Up until recently, Invest NI wasn’t able to do this. All grants were dished out as State Aid notified and no-one really complained. That was until the accountants told these companies that they were losing out on the uplift in their R&D expense and potential cash payments.

So, after a bit of pressure being put on, Invest NI have found a work around and are now able to offer de minimus grants where grant funding is £100k or less.. While there seems to be an awareness of this now with Invest NI staff, make sure you ask that the grant be awarded in this way. You should still make sure that the combined grant, plus all other grants in the past two years and the tax relief don’t push you over the de minimus limits.

2. Can your R&D spend be broken down into separate projects?

It is actually possible to claim under both the SME scheme and the Large Company scheme. If a company is carrying out a number of R&D projects, any that receive grants are relieved under the Large Company scheme whilst those that do not receive government assistance are able to remain under the remit of the SME scheme.

Say for example your business is researching a new medical vaccine and it receives a proof of concept grant in relation to a piece of new equipment that is being designed to administer the vaccine. This piece of equipment is separately identifiable from the vaccine and, has its own research activities and development activities. The grant was also given specifically in relation to this equipment. So it would be treated as a separate project for R&D tax credits and, due to being in receipt of the grant would receive tax relief under the Large Company scheme. This divisibility also protects the rest of the R&D project and ensures that it can still receive the 225% relief on its spend.

3. Reject the grant. Seriously.

This seems somewhat counter intuitive but, depending on your total R&D spend, it may be better for you to reject or not seek grant funding.
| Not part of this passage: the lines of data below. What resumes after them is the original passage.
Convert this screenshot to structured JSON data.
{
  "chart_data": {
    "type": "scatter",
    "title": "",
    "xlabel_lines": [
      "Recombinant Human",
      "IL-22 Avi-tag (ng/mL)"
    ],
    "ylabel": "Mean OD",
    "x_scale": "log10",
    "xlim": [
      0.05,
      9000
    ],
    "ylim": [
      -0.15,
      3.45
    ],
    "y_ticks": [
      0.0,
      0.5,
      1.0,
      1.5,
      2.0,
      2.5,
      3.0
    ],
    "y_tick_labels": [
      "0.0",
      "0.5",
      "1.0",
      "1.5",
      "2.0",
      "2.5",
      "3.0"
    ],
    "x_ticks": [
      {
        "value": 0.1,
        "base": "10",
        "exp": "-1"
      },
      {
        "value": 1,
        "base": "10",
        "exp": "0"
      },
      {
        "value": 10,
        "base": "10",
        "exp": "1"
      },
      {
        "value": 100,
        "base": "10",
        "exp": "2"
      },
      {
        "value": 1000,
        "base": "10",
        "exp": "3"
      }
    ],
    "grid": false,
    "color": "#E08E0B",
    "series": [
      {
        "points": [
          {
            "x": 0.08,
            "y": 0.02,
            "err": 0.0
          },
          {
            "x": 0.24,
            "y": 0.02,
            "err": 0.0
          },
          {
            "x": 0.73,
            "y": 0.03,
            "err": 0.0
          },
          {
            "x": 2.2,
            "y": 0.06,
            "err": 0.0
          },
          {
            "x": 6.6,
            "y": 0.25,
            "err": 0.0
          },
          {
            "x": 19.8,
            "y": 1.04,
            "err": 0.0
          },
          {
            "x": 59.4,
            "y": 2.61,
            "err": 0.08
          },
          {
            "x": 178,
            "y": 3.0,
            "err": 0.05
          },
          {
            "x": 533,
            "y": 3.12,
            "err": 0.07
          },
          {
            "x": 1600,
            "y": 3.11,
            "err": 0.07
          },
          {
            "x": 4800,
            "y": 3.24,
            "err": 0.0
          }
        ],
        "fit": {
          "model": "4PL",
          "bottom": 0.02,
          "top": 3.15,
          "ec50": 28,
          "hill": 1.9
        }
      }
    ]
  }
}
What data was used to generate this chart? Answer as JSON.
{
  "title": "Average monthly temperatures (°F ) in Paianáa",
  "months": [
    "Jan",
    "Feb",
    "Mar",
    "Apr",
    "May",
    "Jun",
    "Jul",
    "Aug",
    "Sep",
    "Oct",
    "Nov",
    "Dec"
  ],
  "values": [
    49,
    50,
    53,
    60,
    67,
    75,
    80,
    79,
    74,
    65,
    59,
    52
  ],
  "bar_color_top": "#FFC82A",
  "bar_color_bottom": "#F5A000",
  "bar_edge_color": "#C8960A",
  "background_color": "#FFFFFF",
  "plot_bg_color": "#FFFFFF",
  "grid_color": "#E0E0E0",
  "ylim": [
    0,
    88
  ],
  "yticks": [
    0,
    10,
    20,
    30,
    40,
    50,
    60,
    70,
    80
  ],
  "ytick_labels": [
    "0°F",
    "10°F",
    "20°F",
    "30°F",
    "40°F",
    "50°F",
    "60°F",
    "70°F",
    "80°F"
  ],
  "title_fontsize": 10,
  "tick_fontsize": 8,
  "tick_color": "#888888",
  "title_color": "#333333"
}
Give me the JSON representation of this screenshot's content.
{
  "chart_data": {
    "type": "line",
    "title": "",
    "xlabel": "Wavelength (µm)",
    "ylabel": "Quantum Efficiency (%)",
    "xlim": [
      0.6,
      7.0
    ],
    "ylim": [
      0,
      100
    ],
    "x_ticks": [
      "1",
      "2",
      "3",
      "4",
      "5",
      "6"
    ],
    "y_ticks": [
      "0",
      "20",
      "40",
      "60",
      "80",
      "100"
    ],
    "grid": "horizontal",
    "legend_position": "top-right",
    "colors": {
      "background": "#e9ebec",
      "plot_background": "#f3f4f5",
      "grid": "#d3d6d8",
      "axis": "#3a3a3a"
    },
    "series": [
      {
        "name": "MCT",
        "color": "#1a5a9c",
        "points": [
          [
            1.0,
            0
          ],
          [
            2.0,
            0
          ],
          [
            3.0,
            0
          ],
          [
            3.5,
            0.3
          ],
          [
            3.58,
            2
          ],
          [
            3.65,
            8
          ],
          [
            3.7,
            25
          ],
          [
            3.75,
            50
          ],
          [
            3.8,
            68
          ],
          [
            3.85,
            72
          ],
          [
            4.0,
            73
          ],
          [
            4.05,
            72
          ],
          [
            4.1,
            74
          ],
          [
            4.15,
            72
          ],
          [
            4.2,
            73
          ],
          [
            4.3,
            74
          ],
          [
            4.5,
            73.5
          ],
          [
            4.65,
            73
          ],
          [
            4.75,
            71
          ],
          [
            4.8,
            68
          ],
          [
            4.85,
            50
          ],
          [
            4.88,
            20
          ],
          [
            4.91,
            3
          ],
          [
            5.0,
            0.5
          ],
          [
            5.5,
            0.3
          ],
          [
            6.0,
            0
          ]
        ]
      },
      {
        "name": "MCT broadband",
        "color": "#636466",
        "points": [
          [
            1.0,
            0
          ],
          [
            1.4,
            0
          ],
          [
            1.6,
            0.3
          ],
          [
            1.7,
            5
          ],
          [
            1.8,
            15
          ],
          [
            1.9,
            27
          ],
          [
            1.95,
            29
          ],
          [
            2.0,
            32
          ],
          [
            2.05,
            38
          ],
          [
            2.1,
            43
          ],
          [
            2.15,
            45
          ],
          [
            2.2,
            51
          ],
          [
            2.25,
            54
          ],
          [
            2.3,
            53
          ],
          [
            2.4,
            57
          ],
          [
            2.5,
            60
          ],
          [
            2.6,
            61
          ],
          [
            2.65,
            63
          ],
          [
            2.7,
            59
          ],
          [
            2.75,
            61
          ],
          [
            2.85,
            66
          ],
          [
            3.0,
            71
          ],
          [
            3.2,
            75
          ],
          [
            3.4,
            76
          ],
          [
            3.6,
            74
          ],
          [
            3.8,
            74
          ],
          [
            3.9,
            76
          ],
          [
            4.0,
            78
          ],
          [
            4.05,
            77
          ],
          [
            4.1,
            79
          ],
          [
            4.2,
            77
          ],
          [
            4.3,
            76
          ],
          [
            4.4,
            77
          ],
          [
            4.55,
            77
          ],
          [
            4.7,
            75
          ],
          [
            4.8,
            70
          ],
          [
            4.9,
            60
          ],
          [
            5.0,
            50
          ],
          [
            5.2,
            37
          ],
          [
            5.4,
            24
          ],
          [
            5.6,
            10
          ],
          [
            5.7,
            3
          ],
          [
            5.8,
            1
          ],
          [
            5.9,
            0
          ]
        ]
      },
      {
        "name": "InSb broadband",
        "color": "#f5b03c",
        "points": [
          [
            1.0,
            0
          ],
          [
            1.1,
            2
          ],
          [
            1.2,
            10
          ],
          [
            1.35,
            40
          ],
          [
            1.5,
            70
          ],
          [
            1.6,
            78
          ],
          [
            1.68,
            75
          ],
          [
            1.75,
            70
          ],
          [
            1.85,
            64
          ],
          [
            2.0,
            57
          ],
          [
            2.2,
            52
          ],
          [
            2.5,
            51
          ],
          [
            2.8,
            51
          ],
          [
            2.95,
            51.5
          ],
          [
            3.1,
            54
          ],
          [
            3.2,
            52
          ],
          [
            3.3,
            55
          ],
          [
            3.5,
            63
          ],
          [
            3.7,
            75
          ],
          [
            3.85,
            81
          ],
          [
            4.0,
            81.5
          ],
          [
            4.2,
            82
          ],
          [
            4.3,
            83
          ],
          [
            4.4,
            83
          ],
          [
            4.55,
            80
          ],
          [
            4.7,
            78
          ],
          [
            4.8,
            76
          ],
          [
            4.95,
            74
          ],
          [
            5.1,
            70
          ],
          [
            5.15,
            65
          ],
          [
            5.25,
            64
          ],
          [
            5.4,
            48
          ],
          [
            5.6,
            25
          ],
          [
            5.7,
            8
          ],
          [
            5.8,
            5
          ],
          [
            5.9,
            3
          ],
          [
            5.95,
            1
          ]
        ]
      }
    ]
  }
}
This comes down to the differential in the SME and Large Company scheme uplift rates (125% – 30% = 95%) multiplied by the rate of Corporation Tax (usually 20%). So, if your total R&D spend times 19% (95% x 20%) is greater than the grant amount – you’re worse off I’m afraid.

Now, this is a purely mathematical and pragmatic view of things. Naturally there are other factors to consider with grant funding. The main one being, R&D is expensive and suppliers do not accept magic buttons or well wishes in lieu of payment so if you need the cash – take the grant! Remember also that tax relief will only actually materialise if you, one day, make a profit. Grants funding can also be more valuable than potential tax relief from the point of view that it may come with some professional advice, a chance at further grant funding or an introduction to potential equity investors.

Conclusion

So, whilst the R&D scheme is a pretty generous tax relief, SME needs to be careful not to fall in to the trap of excluding themselves from claiming the the maximum relief possible under the SME scheme. Remember also that grants are a taxable income stream themselves. So not only might they reduced you R&D uplift, but the may in fact cancel out the uplift that you do qualify for.

As with everything in business, consider the wider context when deciding on issues of tax planning and fundraising. Never undertake a transaction solely to gain a tax benefit. Weight up all the factors, including tax, and then see what’s best for you and your business.